Ok thanks for the update.
I have tested the two following modules to extract files (the pathes are the ones I have with SecurityOnion) :
/opt/bro/share/bro/file-extraction/extract.bro that gives me files in the /nsm/bro/extracted folder
/opt/bro/share/bro/policy/frameworks/files/extract-all-files.bro (and the md5sum is generated in my files.log) that saves me files in the /nsm/bro/spool/test-seconion-eth0-1/extract_files folder.
I encounter a very problematic issue:
When I download the winrar installer (.exe) I get it correctly extracted (md5sums match) in both output folders (via HTTP)
When I download Firefox installer (.exe) I get nothing (it’s via HTTPS so I suppose it’s the reason why)
When I download audacity (.exe) through HTTP, I get an inccorect .exe file.
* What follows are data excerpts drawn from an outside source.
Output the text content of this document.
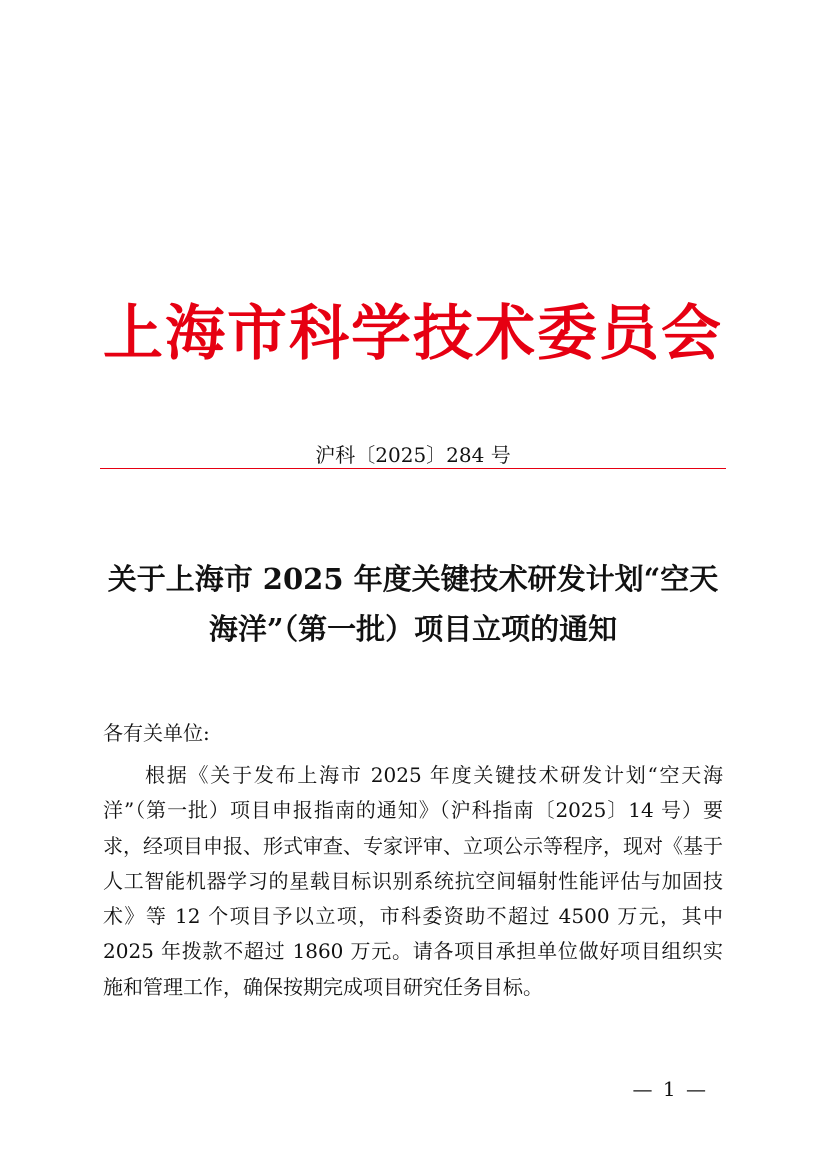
上海市科学技术委员会
沪科〔2025〕284 号
关于上海市 2025 年度关键技术研发计划“空天海洋”（第一批）项目立项的通知
各有关单位:
根据《关于发布上海市 2025 年度关键技术研发计划“空天海洋”（第一批）项目申报指南的通知》（沪科指南〔2025〕14 号）要求，经项目申报、形式审查、专家评审、立项公示等程序，现对《基于人工智能机器学习的星载目标识别系统抗空间辐射性能评估与加固技术》等 12 个项目予以立项，市科委资助不超过 4500 万元，其中 2025 年拨款不超过 1860 万元。请各项目承担单位做好项目组织实施和管理工作，确保按期完成项目研究任务目标。
— 1 —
The original file has a size of 26.5 MB and what I collect in my “extract_files” folder has a size of 1.4 kB. Obviously the md5sums mismatch.
For the moment I can’t trust what I get with Bro since the md5 mismatch, if I download a malware how can I be sure that I’ll get it and be able to submit it to VT for an accurate analysis ?
ps: I’ll try the scripts you sent me and hope the files will be extracted correctly
It's very possible that you encountered packet loss. You can either look at the "missed_bytes" field in conn.log or the "missing_bytes" field in the files.log. If either of those aren't zero, then you probably dropped packets.
Damn, now that I look at those field names, we ended up naming them unfortunately different.
Ok so I tried something. I downloaded audacity, notepad++, 7zip (in HTTP from filehippo not from the official sites to make sure it’s HTTP download).
I captured the downlaod with wireshark, and I found the PE in the pcap, even with bro -r extract_file.
When I just load the extract_file plugin and download my exe files, the extracted files are incomplete (they are much smaller than the real ones).
In addition to that, I suspected that it might have been caused by the -C option but even without this option, my bro -r pcapfile.pcap extract_file module could extract the whole executable.
In interactive mode though, I don’t extract the whole executable.
tldr: The live capture doesn’t extract the whole file but the bro -r pcapfile.pcap path/extract_file does work
Ok so I added the -C option to my brocfg and it works now. I got abused by my tests. My bro installation does not check the checksums at all and I can capture all the files correctly.